“Sure,” he said. “Just a goddamn big britches.”
That was my name all that day and most of the summer. I began cutting his hay that morning, circling in the field, making my rounds toward the center while the sickle bar rode wet and shining beside the tractor and laid the green grass down in rings. All the time too the old man rode behind me, waving his stumps past my ears to give me directions I didn’t want or need and yelling at me above the fire and crash of the tractor engine to turn, Britches, turn, goddamn, even though I was already turning the damn thing. So I must have determined at least a hundred times that if he shoved those raw nubs past my face again or called me Britches just once more I was going to buck the front of the tractor up, so help me Jesus, and pitch the old bastard off, sail him over his lousy belt contraption and, with any luck, if there was any justice under that sun, snap the strings in his scrawny neck. Of course just as often I decided not to. Instead I tried to go blind to his hands and deaf to his fool yelling. But it was a real test, and the only time I recall his being satisfied with anything I did was when the mower chanced to cut through the back of a five-foot rattlesnake. “Sliced him, by damn,” he shouted. “Hah.”
At noon we rode the tractor back to the house to eat. I didn’t know if I could take any more; I was hot, tired, itchy, mad. The old man seemed no different, though. He seemed to have only one gear in his makeup—a kind of full-speed-ahead crazy. When we got up to the house Edith was waiting for us. “Your plate is on the table,” she said. “Sandy and I are going to eat in the side yard.”
She led me around to the east side of the house. It was shady there under an elm tree in the grass.
“I’ll get him started, then I’ll bring yours.”
“But I brought my own lunch.”
“I know that, Sandy,” she said.
So I sat down in the elm shade while she returned to the house to start the old man, butter his bread, tuck his napkin in. I leaned back against the trunk of the tree. Now what am I going to do? I thought. I’ve got to eat two women’s lunches and I’m not even hungry. I’m too damn hot to be hungry. The shade freckled across the grass up the side of the house. I took my cap off to let the breeze blow my hair.

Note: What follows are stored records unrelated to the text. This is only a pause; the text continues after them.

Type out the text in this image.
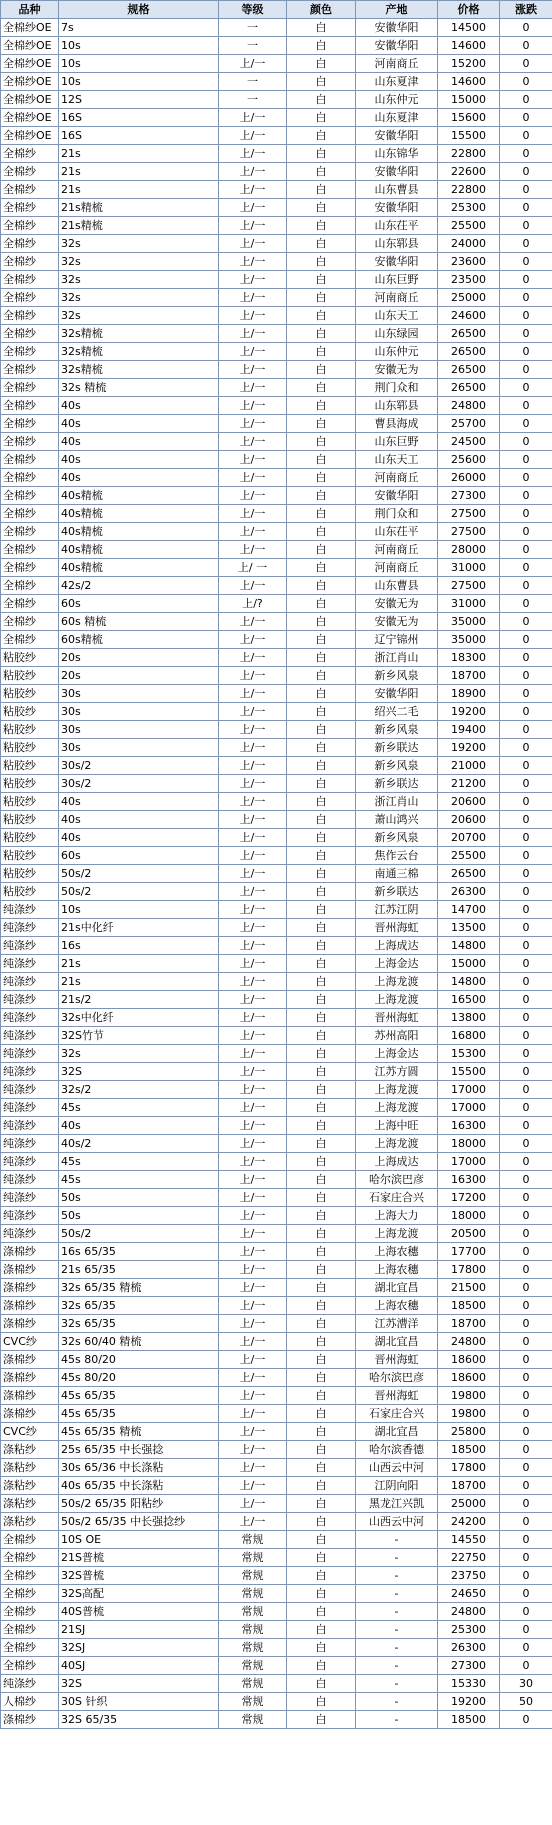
品种	规格	等级	颜色	产地	价格	涨跌
全棉纱OE	7s	一	白	安徽华阳	14500	0
全棉纱OE	10s	一	白	安徽华阳	14600	0
全棉纱OE	10s	上/一	白	河南商丘	15200	0
全棉纱OE	10s	一	白	山东夏津	14600	0
全棉纱OE	12S	一	白	山东仲元	15000	0
全棉纱OE	16S	上/一	白	山东夏津	15600	0
全棉纱OE	16S	上/一	白	安徽华阳	15500	0
全棉纱	21s	上/一	白	山东锦华	22800	0
全棉纱	21s	上/一	白	安徽华阳	22600	0
全棉纱	21s	上/一	白	山东曹县	22800	0
全棉纱	21s精梳	上/一	白	安徽华阳	25300	0
全棉纱	21s精梳	上/一	白	山东茌平	25500	0
全棉纱	32s	上/一	白	山东郓县	24000	0
全棉纱	32s	上/一	白	安徽华阳	23600	0
全棉纱	32s	上/一	白	山东巨野	23500	0
全棉纱	32s	上/一	白	河南商丘	25000	0
全棉纱	32s	上/一	白	山东天工	24600	0
全棉纱	32s精梳	上/一	白	山东绿园	26500	0
全棉纱	32s精梳	上/一	白	山东仲元	26500	0
全棉纱	32s精梳	上/一	白	安徽无为	26500	0
全棉纱	32s 精梳	上/一	白	荆门众和	26500	0
全棉纱	40s	上/一	白	山东郓县	24800	0
全棉纱	40s	上/一	白	曹县海成	25700	0
全棉纱	40s	上/一	白	山东巨野	24500	0
全棉纱	40s	上/一	白	山东天工	25600	0
全棉纱	40s	上/一	白	河南商丘	26000	0
全棉纱	40s精梳	上/一	白	安徽华阳	27300	0
全棉纱	40s精梳	上/一	白	荆门众和	27500	0
全棉纱	40s精梳	上/一	白	山东茌平	27500	0
全棉纱	40s精梳	上/一	白	河南商丘	28000	0
全棉纱	40s精梳	上/ 一	白	河南商丘	31000	0
全棉纱	42s/2	上/一	白	山东曹县	27500	0
全棉纱	60s	上/?	白	安徽无为	31000	0
全棉纱	60s 精梳	上/一	白	安徽无为	35000	0
全棉纱	60s精梳	上/一	白	辽宁锦州	35000	0
粘胶纱	20s	上/一	白	浙江肖山	18300	0
粘胶纱	20s	上/一	白	新乡风泉	18700	0
粘胶纱	30s	上/一	白	安徽华阳	18900	0
粘胶纱	30s	上/一	白	绍兴二毛	19200	0
粘胶纱	30s	上/一	白	新乡风泉	19400	0
粘胶纱	30s	上/一	白	新乡联达	19200	0
粘胶纱	30s/2	上/一	白	新乡风泉	21000	0
粘胶纱	30s/2	上/一	白	新乡联达	21200	0
粘胶纱	40s	上/一	白	浙江肖山	20600	0
粘胶纱	40s	上/一	白	萧山鸿兴	20600	0
粘胶纱	40s	上/一	白	新乡风泉	20700	0
粘胶纱	60s	上/一	白	焦作云台	25500	0
粘胶纱	50s/2	上/一	白	南通三棉	26500	0
粘胶纱	50s/2	上/一	白	新乡联达	26300	0
纯涤纱	10s	上/一	白	江苏江阴	14700	0
纯涤纱	21s中化纤	上/一	白	晋州海虹	13500	0
纯涤纱	16s	上/一	白	上海成达	14800	0
纯涤纱	21s	上/一	白	上海金达	15000	0
纯涤纱	21s	上/一	白	上海龙渡	14800	0
纯涤纱	21s/2	上/一	白	上海龙渡	16500	0
纯涤纱	32s中化纤	上/一	白	晋州海虹	13800	0
纯涤纱	32S竹节	上/一	白	苏州高阳	16800	0
纯涤纱	32s	上/一	白	上海金达	15300	0
纯涤纱	32S	上/一	白	江苏方圆	15500	0
纯涤纱	32s/2	上/一	白	上海龙渡	17000	0
纯涤纱	45s	上/一	白	上海龙渡	17000	0
纯涤纱	40s	上/一	白	上海中旺	16300	0
纯涤纱	40s/2	上/一	白	上海龙渡	18000	0
纯涤纱	45s	上/一	白	上海成达	17000	0
纯涤纱	45s	上/一	白	哈尔滨巴彦	16300	0
纯涤纱	50s	上/一	白	石家庄合兴	17200	0
纯涤纱	50s	上/一	白	上海大力	18000	0
纯涤纱	50s/2	上/一	白	上海龙渡	20500	0
涤棉纱	16s 65/35	上/一	白	上海农穗	17700	0
涤棉纱	21s 65/35	上/一	白	上海农穗	17800	0
涤棉纱	32s 65/35 精梳	上/一	白	湖北宜昌	21500	0
涤棉纱	32s 65/35	上/一	白	上海农穗	18500	0
涤棉纱	32s 65/35	上/一	白	江苏漕洋	18700	0
CVC纱	32s 60/40 精梳	上/一	白	湖北宜昌	24800	0
涤棉纱	45s 80/20	上/一	白	晋州海虹	18600	0
涤棉纱	45s 80/20	上/一	白	哈尔滨巴彦	18600	0
涤棉纱	45s 65/35	上/一	白	晋州海虹	19800	0
涤棉纱	45s 65/35	上/一	白	石家庄合兴	19800	0
CVC纱	45s 65/35 精梳	上/一	白	湖北宜昌	25800	0
涤粘纱	25s 65/35 中长强捻	上/一	白	哈尔滨香德	18500	0
涤粘纱	30s 65/36 中长涤粘	上/一	白	山西云中河	17800	0
涤粘纱	40s 65/35 中长涤粘	上/一	白	江阴向阳	18700	0
涤粘纱	50s/2 65/35 阳粘纱	上/一	白	黑龙江兴凯	25000	0
涤粘纱	50s/2 65/35 中长强捻纱	上/一	白	山西云中河	24200	0
全棉纱	10S OE	常规	白	-	14550	0
全棉纱	21S普梳	常规	白	-	22750	0
全棉纱	32S普梳	常规	白	-	23750	0
全棉纱	32S高配	常规	白	-	24650	0
全棉纱	40S普梳	常规	白	-	24800	0
全棉纱	21SJ	常规	白	-	25300	0
全棉纱	32SJ	常规	白	-	26300	0
全棉纱	40SJ	常规	白	-	27300	0
纯涤纱	32S	常规	白	-	15330	30
人棉纱	30S 针织	常规	白	-	19200	50
涤棉纱	32S 65/35	常规	白	-	18500	0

Then she came back with a feast on a platter—ice tea, fried chicken, potatoes, peas in butter, fresh bread, homemade ice cream. I wanted to whine and kick my feet, but I ate all she gave me and heard someone with my voice ask for seconds. I suppose it was a cause worth dying of bloat for.
“You don’t have to do this,” she said, watching me. “Any of this, you know.”
“You don’t either.”
“I want to,” she said.
“So do I,” I said. I was half in love with her myself.
“I know, but just the same, Sandy. And you thank your daddy for me, too. Will you?”
She knew all right. She knew. I was there driving the tractor so she wouldn’t have to and I was stuffing myself stupid while she watched me with those brown grown up-woman’s eyes—because my dad had sent me. I guess it was enough too, because I did all the tractor driving there was to do at the Goodnoughs’ that summer, raked hay, cultivated corn, all of it, and ate my mother’s lunch on the half-mile walk to and from their house, hiding the bucket in the soapweeds between times, because how was I supposed to tell my mother I didn’t want or need her lunch either? She wasn’t wild about my being over there in the first place. She had her suspicions.